En el siglo XX, una noruega, Erna Knutsen, catadora, vicepresidenta de una importadora de café y finalmente propietaria de ella, creó el término “café de especialidad”, con el que se busca mejorar la calidad en el sabor a través de procesos de cultivo más sostenibles, haciendo hincapié en el origen específico de cada grano de café. Es el momento en el que el café se acerca más al concepto del vino, dotándolo de una mayor sofisticación y haciendo de sus diferencias un disfrute para los amantes de los sabores y aromas. En este punto, en los Setenta, se eleva el producto a un nivel más social y gourmet. Elaborando nuevas técnicas, versiones y fusiones, pero sin apartarse de la tradición más pura, múltiples cafeterías y grandes cadenas como Starbucks o Nestlé comienzan a comercializar con él basándose en las diferencias entre sus orígenes y estilos.
El consumo de café ha aumentado en los últimos años entre un 15% y un 20%. Y, ¿por qué?
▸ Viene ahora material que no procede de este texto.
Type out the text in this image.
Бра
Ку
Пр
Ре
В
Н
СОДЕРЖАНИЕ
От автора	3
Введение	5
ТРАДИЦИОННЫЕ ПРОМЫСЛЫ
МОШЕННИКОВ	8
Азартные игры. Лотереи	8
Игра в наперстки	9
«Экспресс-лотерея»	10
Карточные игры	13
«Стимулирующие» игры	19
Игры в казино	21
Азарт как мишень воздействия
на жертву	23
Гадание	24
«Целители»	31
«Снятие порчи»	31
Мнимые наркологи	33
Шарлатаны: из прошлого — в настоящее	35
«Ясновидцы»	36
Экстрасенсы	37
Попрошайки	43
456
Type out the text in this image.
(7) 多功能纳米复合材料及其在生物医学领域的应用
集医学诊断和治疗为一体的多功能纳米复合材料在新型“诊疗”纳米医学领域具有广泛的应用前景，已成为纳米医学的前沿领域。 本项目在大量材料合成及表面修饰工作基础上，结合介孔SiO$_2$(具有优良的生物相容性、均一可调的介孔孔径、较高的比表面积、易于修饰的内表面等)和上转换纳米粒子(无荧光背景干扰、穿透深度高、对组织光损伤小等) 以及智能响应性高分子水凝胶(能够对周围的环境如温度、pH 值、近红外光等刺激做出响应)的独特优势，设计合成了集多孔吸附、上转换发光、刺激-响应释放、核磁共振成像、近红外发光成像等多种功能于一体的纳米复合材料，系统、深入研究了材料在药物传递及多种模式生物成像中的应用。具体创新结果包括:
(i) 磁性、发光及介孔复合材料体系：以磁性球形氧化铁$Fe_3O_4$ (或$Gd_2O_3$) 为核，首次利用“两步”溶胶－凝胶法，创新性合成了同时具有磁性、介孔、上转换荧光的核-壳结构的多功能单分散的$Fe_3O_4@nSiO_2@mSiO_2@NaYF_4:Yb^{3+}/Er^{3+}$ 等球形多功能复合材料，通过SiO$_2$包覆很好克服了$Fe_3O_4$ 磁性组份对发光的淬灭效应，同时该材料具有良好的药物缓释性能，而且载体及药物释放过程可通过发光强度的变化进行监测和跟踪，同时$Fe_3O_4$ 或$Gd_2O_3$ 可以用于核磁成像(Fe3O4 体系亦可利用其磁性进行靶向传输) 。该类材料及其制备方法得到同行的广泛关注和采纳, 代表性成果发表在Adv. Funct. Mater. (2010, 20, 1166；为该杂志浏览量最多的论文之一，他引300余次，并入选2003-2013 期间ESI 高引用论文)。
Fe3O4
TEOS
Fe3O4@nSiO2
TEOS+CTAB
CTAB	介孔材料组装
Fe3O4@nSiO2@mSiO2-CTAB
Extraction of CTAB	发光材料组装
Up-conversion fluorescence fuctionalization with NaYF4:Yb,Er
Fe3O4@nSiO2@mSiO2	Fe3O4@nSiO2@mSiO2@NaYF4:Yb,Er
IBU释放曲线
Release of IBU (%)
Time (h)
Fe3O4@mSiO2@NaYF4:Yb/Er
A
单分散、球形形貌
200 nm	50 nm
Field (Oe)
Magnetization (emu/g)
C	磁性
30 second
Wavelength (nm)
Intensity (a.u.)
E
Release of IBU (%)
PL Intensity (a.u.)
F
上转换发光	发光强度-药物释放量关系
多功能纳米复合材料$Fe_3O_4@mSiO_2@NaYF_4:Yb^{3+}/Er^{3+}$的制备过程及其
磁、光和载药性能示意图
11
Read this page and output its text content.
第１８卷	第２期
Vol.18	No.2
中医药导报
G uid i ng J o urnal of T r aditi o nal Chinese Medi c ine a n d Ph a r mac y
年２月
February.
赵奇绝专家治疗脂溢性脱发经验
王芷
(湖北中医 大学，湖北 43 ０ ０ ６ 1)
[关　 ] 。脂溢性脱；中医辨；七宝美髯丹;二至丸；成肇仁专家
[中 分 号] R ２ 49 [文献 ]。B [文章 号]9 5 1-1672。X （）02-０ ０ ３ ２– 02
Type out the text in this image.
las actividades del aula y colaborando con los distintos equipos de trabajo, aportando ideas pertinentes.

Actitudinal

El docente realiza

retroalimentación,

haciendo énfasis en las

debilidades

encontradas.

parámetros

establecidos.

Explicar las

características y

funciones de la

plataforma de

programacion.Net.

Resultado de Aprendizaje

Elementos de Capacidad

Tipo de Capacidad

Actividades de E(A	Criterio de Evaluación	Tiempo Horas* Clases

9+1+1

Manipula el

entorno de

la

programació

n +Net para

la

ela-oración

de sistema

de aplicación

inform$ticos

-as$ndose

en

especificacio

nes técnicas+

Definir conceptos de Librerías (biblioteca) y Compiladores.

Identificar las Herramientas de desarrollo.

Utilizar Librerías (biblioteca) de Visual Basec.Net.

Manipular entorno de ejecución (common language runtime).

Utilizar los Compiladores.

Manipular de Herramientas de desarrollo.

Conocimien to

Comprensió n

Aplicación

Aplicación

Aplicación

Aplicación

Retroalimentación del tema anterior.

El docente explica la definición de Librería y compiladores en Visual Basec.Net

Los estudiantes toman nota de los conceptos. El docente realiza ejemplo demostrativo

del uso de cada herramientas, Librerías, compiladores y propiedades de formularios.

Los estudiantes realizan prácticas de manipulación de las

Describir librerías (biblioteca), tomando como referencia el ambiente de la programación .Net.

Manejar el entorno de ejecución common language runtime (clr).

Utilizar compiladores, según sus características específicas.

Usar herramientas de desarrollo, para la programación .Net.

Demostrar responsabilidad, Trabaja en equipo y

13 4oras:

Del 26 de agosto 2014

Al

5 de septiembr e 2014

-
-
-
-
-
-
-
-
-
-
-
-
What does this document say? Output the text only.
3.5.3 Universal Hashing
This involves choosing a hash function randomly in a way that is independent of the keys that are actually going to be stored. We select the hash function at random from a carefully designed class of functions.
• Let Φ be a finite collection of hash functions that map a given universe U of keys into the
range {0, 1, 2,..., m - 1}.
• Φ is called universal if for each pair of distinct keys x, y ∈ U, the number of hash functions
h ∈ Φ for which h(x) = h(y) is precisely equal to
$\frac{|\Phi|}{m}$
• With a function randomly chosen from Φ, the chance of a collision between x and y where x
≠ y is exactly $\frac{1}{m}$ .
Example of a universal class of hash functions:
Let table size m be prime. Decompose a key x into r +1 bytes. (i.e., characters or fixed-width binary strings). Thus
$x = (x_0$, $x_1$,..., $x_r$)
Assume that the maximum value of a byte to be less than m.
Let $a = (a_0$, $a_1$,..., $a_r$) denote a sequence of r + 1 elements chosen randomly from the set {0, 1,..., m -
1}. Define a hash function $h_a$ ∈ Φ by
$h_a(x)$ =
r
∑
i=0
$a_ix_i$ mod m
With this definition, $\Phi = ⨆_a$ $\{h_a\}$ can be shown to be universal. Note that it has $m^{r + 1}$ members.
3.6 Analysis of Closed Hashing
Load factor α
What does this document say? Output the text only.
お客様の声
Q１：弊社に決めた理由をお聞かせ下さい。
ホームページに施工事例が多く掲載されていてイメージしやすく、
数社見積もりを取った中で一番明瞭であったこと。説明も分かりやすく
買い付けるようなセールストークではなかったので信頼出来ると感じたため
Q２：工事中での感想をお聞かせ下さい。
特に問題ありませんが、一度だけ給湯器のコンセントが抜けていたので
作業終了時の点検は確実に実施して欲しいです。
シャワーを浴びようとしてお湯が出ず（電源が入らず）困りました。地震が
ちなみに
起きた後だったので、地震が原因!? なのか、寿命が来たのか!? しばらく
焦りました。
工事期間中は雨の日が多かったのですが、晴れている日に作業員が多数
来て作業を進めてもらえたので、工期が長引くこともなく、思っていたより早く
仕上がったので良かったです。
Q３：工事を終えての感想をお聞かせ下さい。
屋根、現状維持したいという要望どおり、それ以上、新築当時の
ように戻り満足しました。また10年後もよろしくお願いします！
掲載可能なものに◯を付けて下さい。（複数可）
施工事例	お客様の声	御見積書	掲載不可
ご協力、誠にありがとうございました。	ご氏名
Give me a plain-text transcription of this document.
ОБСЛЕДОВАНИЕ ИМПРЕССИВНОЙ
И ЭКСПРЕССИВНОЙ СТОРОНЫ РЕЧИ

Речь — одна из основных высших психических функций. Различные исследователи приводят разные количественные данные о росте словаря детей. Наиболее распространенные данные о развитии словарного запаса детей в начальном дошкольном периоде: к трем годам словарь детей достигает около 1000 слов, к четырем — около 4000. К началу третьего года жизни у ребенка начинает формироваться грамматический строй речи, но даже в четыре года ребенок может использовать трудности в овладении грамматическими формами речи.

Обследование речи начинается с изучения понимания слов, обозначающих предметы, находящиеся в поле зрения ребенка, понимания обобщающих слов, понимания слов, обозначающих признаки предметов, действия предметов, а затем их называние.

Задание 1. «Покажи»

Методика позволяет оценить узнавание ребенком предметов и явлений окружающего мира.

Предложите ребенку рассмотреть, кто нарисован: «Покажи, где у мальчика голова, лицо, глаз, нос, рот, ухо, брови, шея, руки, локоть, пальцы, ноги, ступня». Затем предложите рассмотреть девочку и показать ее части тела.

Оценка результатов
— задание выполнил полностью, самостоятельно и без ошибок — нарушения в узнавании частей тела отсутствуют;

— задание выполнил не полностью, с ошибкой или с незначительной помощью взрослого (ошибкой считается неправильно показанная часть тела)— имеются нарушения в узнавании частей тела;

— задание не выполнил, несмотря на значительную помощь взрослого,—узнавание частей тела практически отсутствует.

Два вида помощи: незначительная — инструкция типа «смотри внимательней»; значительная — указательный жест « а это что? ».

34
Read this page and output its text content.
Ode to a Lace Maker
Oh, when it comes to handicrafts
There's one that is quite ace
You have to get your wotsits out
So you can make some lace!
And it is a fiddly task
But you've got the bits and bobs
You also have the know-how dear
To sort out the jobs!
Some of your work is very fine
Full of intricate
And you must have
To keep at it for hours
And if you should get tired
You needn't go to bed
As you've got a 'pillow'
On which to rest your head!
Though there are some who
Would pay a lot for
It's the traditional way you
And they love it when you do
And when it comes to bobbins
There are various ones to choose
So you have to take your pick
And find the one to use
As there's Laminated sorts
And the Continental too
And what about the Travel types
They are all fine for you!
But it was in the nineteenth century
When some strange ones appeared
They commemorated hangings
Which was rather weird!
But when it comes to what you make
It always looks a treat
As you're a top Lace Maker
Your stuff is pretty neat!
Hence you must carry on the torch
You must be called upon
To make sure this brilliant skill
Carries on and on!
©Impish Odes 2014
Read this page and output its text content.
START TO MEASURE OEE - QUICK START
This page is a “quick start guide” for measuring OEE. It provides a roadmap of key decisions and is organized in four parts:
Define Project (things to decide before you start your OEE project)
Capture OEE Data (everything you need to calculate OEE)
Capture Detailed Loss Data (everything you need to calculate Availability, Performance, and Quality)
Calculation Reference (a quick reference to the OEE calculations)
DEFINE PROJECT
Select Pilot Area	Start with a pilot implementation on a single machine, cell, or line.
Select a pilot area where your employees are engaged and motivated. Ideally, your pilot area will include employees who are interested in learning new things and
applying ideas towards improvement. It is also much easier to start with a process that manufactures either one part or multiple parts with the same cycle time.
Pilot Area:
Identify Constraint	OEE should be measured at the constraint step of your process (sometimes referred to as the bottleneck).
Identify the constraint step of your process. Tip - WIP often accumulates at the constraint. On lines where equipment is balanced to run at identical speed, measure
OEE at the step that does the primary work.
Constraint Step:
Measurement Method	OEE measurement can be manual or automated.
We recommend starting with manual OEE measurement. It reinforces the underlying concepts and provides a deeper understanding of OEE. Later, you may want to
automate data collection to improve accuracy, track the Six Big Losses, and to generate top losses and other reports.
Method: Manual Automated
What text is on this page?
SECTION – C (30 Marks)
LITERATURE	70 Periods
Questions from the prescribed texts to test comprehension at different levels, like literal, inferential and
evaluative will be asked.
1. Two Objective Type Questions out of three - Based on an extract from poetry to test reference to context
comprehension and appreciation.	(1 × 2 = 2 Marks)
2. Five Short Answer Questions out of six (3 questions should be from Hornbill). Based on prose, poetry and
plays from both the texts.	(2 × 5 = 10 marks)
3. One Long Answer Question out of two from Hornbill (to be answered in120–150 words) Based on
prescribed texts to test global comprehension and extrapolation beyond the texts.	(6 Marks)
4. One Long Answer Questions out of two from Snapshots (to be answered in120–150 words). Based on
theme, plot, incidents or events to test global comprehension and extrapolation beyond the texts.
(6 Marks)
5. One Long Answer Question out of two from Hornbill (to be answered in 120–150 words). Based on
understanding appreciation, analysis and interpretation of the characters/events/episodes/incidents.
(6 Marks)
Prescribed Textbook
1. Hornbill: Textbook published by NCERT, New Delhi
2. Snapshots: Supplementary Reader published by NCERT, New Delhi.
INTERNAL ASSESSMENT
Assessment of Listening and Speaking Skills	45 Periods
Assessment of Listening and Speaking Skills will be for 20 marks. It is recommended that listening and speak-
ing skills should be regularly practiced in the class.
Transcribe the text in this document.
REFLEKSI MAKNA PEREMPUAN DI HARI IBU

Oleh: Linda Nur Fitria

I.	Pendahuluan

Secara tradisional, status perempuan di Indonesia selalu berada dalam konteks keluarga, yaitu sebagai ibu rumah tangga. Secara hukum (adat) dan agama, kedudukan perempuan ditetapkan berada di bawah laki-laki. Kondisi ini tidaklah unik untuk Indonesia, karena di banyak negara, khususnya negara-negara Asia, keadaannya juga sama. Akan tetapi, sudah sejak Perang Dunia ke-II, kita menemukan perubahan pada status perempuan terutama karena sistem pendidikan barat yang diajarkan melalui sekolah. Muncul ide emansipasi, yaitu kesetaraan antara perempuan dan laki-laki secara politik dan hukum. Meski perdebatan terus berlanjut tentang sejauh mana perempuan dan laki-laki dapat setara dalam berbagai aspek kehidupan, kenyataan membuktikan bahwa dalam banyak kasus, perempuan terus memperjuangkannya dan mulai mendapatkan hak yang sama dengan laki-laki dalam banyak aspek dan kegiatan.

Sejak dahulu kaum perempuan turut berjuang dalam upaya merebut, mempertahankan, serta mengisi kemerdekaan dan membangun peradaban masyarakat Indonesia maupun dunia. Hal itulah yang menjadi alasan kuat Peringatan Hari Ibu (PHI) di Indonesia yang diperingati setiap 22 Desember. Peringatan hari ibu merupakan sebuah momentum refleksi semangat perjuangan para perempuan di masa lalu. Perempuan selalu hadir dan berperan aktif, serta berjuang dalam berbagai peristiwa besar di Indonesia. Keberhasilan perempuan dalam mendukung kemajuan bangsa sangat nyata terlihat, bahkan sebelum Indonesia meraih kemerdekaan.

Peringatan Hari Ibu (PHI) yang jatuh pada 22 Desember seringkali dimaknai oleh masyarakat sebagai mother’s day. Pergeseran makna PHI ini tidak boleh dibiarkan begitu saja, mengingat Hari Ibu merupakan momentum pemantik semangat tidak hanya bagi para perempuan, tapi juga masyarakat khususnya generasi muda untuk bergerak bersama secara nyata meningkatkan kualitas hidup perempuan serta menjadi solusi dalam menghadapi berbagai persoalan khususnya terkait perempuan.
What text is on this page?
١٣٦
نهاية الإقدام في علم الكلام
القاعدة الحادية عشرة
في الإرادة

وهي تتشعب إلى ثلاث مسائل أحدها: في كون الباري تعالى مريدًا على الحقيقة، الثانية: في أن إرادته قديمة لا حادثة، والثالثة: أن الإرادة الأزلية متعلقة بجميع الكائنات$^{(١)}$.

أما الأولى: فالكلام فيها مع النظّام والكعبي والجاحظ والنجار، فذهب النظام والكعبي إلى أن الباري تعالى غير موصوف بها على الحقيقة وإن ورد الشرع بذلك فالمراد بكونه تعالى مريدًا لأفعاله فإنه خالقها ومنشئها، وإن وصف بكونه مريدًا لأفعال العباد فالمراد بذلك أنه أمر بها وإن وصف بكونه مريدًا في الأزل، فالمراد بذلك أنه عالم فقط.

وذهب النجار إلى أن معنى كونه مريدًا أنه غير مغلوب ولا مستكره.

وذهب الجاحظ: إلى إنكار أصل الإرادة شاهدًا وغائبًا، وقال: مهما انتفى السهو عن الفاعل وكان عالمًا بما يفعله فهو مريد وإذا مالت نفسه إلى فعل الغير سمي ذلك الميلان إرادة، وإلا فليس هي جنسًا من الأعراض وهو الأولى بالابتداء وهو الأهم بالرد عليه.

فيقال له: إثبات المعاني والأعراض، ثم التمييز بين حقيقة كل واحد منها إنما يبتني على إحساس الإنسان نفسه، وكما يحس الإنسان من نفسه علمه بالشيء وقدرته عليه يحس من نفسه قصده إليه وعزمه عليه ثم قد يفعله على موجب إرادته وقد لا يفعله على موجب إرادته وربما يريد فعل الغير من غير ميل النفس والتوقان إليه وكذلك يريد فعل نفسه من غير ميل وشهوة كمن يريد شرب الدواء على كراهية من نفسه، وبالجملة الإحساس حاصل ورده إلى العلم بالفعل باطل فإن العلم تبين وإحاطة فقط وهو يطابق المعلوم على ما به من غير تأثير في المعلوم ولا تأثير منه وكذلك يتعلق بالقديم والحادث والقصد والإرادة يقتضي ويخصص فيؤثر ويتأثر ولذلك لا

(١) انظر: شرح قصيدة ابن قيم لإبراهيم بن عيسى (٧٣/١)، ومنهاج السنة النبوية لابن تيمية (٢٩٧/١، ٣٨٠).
Quizá porque también ha aumentado el consumo de ocio (alrededor de un 19,4%) y, hoy en día, ambos caminan de manera paralela.
El café de la sobremesa, el de esperar a alguien en una terraza al sol, o el de antes de entrar al trabajo. Todos ellos conviven actualmente con un grupo de personas, cada vez menos reducido, que disfruta del café de otra forma, poniendo especial atención a los aromas, sabores, la acidez o el cuerpo. Algo muy similar a lo que ocurre con el vino.